Some research suggests APOE4 carriers may be more vulnerable to the neurological effects of HSV-1.
The combination of:
- APOE4
- viral burden
- inflammation
- immune dysregulation
…may be particularly problematic.
This is one reason I personally pay close attention to:
- viral symptoms
- immune resilience
- stress load
- sleep quality
- inflammatory markers
Gut Health and Inflammation
The gut and immune system are deeply interconnected.
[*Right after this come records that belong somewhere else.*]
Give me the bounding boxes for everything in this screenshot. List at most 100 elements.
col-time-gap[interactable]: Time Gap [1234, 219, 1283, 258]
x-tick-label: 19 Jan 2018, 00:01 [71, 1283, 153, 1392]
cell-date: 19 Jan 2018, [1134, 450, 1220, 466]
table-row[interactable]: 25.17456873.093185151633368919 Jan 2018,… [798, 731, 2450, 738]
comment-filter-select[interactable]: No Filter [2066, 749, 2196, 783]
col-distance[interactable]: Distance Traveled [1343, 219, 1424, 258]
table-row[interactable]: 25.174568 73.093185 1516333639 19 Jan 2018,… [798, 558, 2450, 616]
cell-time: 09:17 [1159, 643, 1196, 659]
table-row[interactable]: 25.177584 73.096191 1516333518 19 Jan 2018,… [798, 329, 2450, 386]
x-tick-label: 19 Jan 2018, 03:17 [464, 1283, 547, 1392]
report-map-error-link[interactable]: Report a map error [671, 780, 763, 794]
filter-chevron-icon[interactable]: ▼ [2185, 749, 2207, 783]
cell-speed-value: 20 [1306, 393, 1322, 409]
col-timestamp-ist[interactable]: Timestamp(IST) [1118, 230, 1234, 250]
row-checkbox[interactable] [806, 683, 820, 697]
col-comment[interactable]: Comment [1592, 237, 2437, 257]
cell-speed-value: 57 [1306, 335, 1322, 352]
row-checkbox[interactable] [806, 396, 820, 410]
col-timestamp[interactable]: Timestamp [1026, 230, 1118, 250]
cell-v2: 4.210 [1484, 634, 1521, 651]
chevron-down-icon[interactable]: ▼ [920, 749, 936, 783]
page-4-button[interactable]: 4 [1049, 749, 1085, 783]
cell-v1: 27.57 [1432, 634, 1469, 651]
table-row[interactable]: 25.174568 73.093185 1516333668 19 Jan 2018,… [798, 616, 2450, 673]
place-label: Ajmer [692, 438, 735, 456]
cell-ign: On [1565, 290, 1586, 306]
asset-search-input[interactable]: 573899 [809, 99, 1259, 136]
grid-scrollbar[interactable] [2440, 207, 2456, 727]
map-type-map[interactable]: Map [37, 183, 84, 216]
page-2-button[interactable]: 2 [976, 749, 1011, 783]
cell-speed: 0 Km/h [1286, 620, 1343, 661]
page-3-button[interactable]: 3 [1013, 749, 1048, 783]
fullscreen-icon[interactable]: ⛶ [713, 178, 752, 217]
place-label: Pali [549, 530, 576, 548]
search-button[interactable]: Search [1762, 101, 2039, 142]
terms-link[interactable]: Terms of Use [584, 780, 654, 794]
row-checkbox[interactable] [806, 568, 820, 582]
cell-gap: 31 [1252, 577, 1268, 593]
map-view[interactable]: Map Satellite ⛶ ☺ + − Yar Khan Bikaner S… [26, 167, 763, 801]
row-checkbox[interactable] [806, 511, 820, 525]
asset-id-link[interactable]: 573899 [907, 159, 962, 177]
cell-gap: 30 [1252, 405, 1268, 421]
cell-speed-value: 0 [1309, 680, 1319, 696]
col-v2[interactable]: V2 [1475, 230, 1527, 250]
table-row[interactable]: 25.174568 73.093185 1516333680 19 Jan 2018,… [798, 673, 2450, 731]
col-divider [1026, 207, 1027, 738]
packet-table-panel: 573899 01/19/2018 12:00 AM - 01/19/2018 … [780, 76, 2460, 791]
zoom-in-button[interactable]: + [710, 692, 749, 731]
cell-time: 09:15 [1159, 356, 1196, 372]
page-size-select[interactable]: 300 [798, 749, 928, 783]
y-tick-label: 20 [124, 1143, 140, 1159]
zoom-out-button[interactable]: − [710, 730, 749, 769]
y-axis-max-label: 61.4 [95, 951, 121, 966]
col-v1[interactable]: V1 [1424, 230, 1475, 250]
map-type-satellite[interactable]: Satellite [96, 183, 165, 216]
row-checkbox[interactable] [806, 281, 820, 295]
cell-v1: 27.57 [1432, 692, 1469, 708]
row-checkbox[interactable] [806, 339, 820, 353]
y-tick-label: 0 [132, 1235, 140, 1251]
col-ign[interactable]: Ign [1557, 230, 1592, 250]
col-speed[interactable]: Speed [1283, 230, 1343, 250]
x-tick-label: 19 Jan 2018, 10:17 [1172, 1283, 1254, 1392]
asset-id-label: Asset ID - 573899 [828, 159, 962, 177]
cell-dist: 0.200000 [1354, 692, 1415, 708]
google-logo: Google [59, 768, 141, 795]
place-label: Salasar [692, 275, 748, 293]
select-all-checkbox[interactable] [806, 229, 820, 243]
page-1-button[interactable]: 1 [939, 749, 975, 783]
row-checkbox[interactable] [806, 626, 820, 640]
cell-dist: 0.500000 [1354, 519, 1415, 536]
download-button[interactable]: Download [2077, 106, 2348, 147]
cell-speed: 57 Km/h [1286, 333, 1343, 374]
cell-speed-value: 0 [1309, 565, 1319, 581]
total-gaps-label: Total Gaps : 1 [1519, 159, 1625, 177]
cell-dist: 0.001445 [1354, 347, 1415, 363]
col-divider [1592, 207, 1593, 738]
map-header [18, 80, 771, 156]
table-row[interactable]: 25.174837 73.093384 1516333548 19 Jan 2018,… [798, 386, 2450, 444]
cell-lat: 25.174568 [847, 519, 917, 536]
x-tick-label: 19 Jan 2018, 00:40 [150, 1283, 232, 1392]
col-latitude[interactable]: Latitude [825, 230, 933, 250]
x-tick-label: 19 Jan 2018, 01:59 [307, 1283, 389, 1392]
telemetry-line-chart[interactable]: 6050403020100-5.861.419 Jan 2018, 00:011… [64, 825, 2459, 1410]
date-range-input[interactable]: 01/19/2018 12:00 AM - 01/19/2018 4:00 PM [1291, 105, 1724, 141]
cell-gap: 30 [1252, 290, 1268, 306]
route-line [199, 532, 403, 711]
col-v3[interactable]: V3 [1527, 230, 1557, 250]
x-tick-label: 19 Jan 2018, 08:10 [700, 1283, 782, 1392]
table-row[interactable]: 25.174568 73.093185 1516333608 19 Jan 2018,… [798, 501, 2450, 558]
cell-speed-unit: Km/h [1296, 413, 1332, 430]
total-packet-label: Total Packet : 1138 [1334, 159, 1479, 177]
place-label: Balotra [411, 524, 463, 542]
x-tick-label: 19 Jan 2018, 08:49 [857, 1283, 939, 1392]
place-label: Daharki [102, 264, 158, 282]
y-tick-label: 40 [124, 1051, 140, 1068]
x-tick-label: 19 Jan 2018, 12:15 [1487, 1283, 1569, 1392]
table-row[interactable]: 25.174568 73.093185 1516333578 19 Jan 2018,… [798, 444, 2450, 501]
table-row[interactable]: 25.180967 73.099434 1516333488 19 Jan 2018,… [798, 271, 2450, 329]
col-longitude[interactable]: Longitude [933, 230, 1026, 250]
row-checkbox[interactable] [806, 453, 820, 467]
Gut dysfunction may contribute to:
- endotoxin exposure
- immune activation
- increased intestinal permeability
- neuroinflammation
- altered neurotransmitter signaling
This topic is important enough that the next section will be dedicated to this subject.
Lifestyle Factors That Drive Inflammation
No supplement stack can fully compensate for chronic inflammatory inputs. Some of the most powerful inflammatory drivers are not hidden in exotic lab tests and include:
- poor sleep
- chronic stress
- inactivity
- visceral fat
- insulin resistance
- loneliness
- processed food
- smoking
- alcohol excess
- untreated sleep apnea
- periodontal disease
Optional Tests Depending on Symptoms
- EBV titers
- HSV testing
- H. pylori testing
- cortisol testing
- gut microbiome testing
My Philosophy on Immune Burden
I don’t view Alzheimer’s disease as an amyloid problem. I increasingly view it as a long-term mismatch between:
- genetics
- immune activation
- metabolism
- vascular health
- environmental pressures
- aging resilience
For APOE4 carriers, reducing chronic inflammatory burden may be one of the most important things we can do.